Chicago may not have any mountains to speak of, but that doesn’t mean it’s devoid of winter fun. Downhill skiers and snowboarders willing to drive a bit can find plenty of places to get their thrills in Wisconsin and Michigan. You even have options like Galena, Villa Olivia, and Four Lakes in Illinois for those who need a closer fix.
There are also plenty of sledding hills, ice skating rinks, and tubing venues. Cross-country skiing and snowshoe rentals are available in local forest preserves, and ice fishing is even an option for those who like their winter adventure sedentary.
But believe it or not, Chicagoland has even more winter sports available for those looking for something a little outside the box. Most of these sports only get attention once every four years during the Winter Olympics, but you actually can enjoy them in person this year when conditions are right. Don’t let the cold keep you inside when you can hop in the car and enjoy these unexpected winter thrills in the Midwest.
1. Ski Jumping
Yes, there is a place to ski jump in the Chicagoland. The Norge Ski Club in Fox River Grove, Ill., has been in operation since 1905 and features the only place in the area to watch world-class ski jumpers on a 70-meter hill. Their 110th annual ski jump tournament takes place this year on Jan. 24 to 25 and offers spectators quite a spectacle watching the competition.
Of course, if you want to jump yourself, the club offers training programs to teach the sport. Don’t worry, you don’t start on the 70-meter hill. The facility includes 2-, 5-, 10-, 22-, 40- and 64-meter options, and beginners are trained at the bottom and gradually work their way up. They even have an indoor practice ramp with landing mats to work on technique.
But for most people, ski jumping is a spectator sport, and the annual tournament is one big party with food, beer, wine, and Jägermeister. Dress warmly, bring lawn chairs and blankets, and enjoy the show.
2. Speed Skating
This is the one sport that is perfectly at home in the Midwest—it just doesn’t get much attention in non-Olympic years. The Pettit National Ice Center in Milwaukee is the epicenter of the sport in this country. An astounding 80 percent of U.S. Speedskating medals have been won by athletes who trained and/or competed at the Pettit Ice Center. Learn-to-speed-skate classes are offered in the facility, but there are also options closer to home.
The Evanston Speed Skating Club has been around since 1966. It meets at the Robert Crown Ice Center in Evanston on Tuesdays and Thursdays from 5:45 p.m. to 7 p.m. and welcomes new members. It’s the club that gave Olympic gold medalist Shani Davis his start.
In the western suburbs, the Glen Ellyn Speedskating Club also welcomes skaters of all ages, abilities and interests. A three-week intro to speed-skating class is $60 and takes place at Center Ice of DuPage.
This shooting and cross-country skiing event seems to draw laughs from those who don’t get the connection. But the sport is a demanding challenge—maxing out your heart rate skiing and then stopping on a dime and getting your body still enough to shoot is harder than it looks. To see for yourself, travel to the McMiller Sports Center in Eagle, Wis., which is part of the southern unit of the Kettle Moraine State Forest , about two hours from Chicago. There, the Wisconsin Biathlon Association offers clinics and events, including instruction for first-timers with all the equipment included. It also holds the Wisconsin Biathlon Cup, a series of six events throughout the state.
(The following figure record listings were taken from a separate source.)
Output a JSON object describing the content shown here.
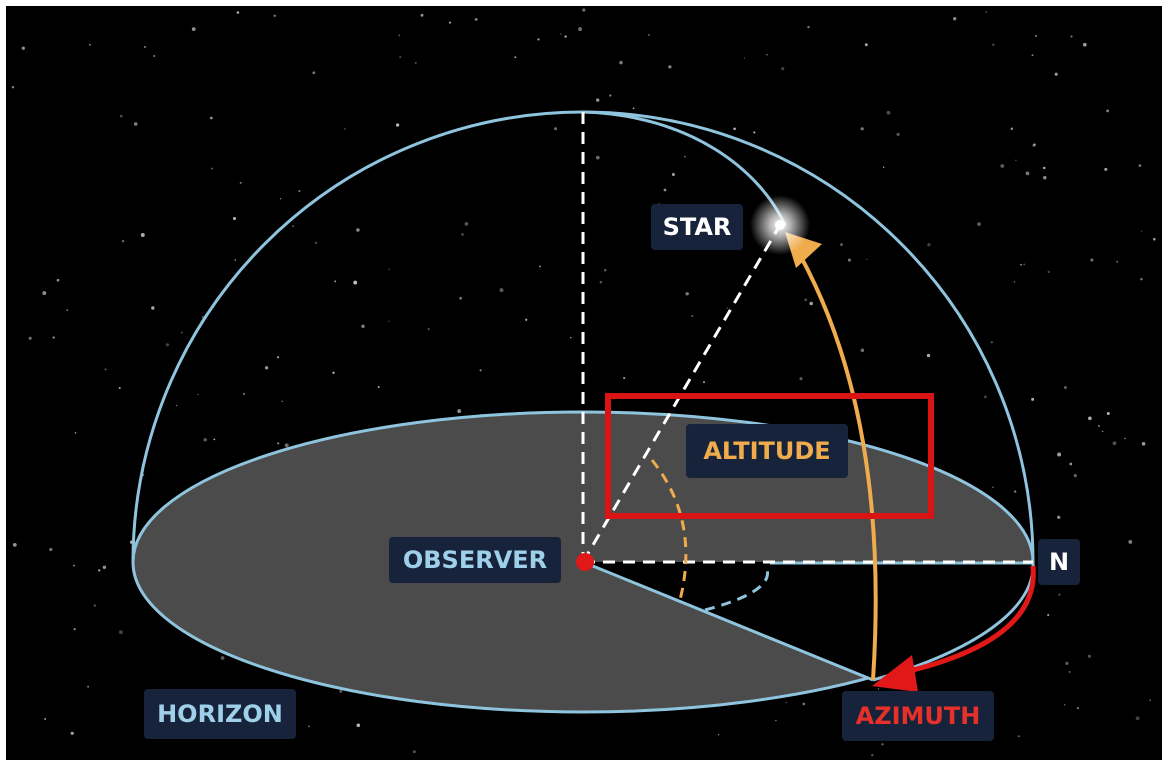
{
  "labels": {
    "star": "STAR",
    "altitude": "ALTITUDE",
    "observer": "OBSERVER",
    "north": "N",
    "horizon": "HORIZON",
    "azimuth": "AZIMUTH"
  }
}
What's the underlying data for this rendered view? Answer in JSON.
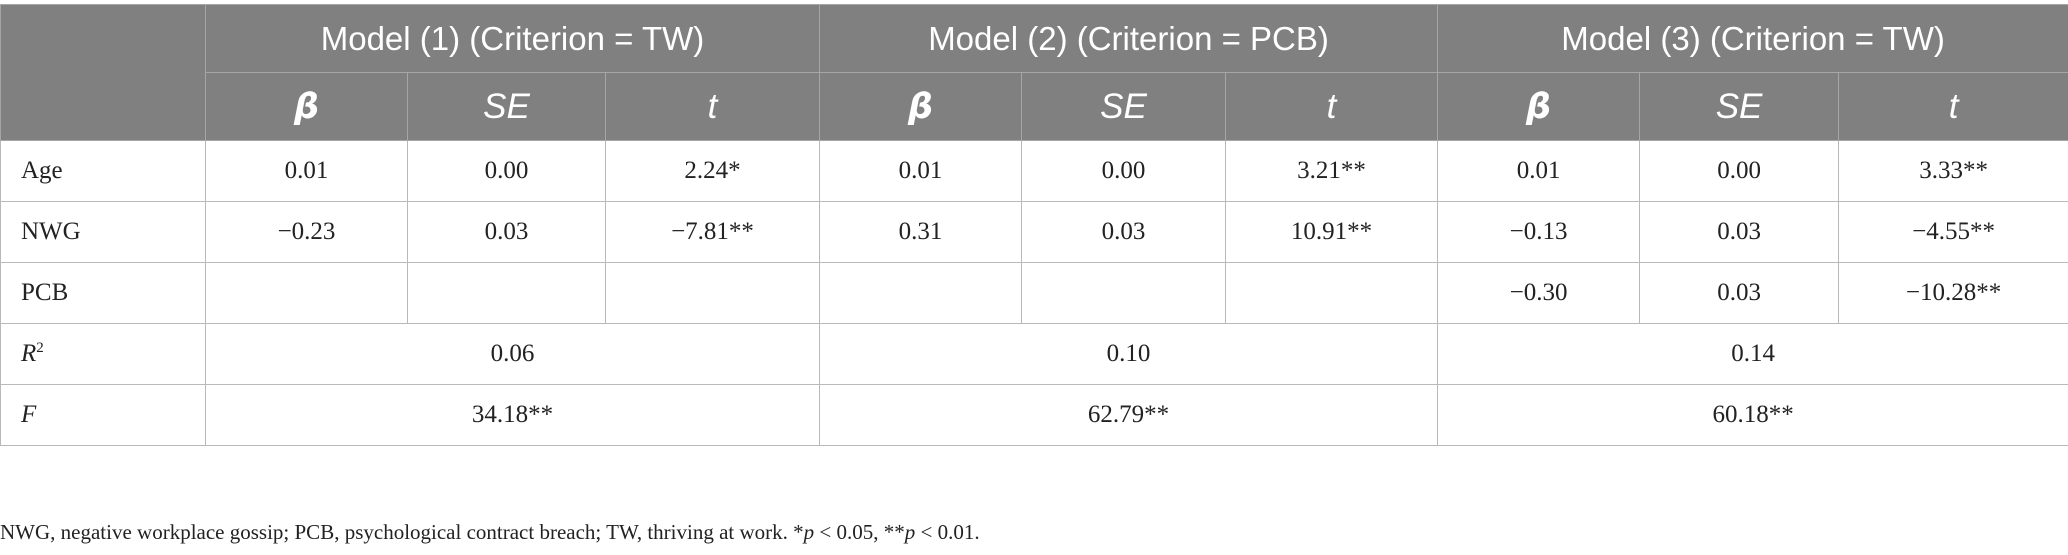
{
  "table": {
    "models": [
      "Model (1) (Criterion = TW)",
      "Model (2) (Criterion = PCB)",
      "Model (3) (Criterion = TW)"
    ],
    "stat_headers": [
      "β",
      "SE",
      "t"
    ],
    "rows": [
      {
        "label": "Age",
        "cells": [
          "0.01",
          "0.00",
          "2.24*",
          "0.01",
          "0.00",
          "3.21**",
          "0.01",
          "0.00",
          "3.33**"
        ]
      },
      {
        "label": "NWG",
        "cells": [
          "−0.23",
          "0.03",
          "−7.81**",
          "0.31",
          "0.03",
          "10.91**",
          "−0.13",
          "0.03",
          "−4.55**"
        ]
      },
      {
        "label": "PCB",
        "cells": [
          "",
          "",
          "",
          "",
          "",
          "",
          "−0.30",
          "0.03",
          "−10.28**"
        ]
      }
    ],
    "r2": {
      "label": "R",
      "label_sup": "2",
      "values": [
        "0.06",
        "0.10",
        "0.14"
      ]
    },
    "f": {
      "label": "F",
      "values": [
        "34.18**",
        "62.79**",
        "60.18**"
      ]
    }
  },
  "note": {
    "text": "NWG, negative workplace gossip; PCB, psychological contract breach; TW, thriving at work. *",
    "p1_var": "p",
    "p1_rest": " < 0.05, **",
    "p2_var": "p",
    "p2_rest": " < 0.01."
  }
}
It may not be the state-of-the art track that you remember from Sochi, but the Muskegon Winter Sports Complex on the other side of the lake in Muskegon, Mich., is one of only three luge tracks in the United States. It’s smaller than the Olympic-level tracks, but that’s a good thing, making it accessible to the public.
The 850-foot track consists of six curves and two starting areas. The public starts from about three-quarters of the way down the track and can reach speeds up to 30 mph. The track is designed for beginners and safe for those with no previous sliding experience. All equipment is provided, including the sled (one of four Austrian or Latvian luges), a sanitized helmet and forearm pads. Coaches will spend about 15 minutes before the run teaching you the technique, and then you’re free to sled as many runs as possible in your two-and-half-hour group session. The cost is $45 on the weekend, $40 on Friday nights.
About a three-hour drive from Chicago, the Muskegon Winter Sports Complex also offers ice skating, cross-country skiing, snowshoeing and traditional sledding.
5. Dog Sledding
If you’re interested in just checking out these impressive dogs, the Chicago Park District’s Polar Adventure Days on Northerly Island (Jan. 24 and Feb. 21) will feature dog-sled demonstrations, weather permitting. The same thing goes for the Morton Arboretum in Lisle, which offers its Huskies Heroes program on Jan. 24 to 25, with demonstrations throughout the weekend.
But if you just want to see what a ride is like, take a trip to Boyne Highlands Resort, near the top of Michigan’s lower peninsula. The resort, which also features downhill skiing, cross-country skiing, fat-tire biking and a host of other winter activities, offers guided dog-sled rides that provide a unique view of that beautiful area.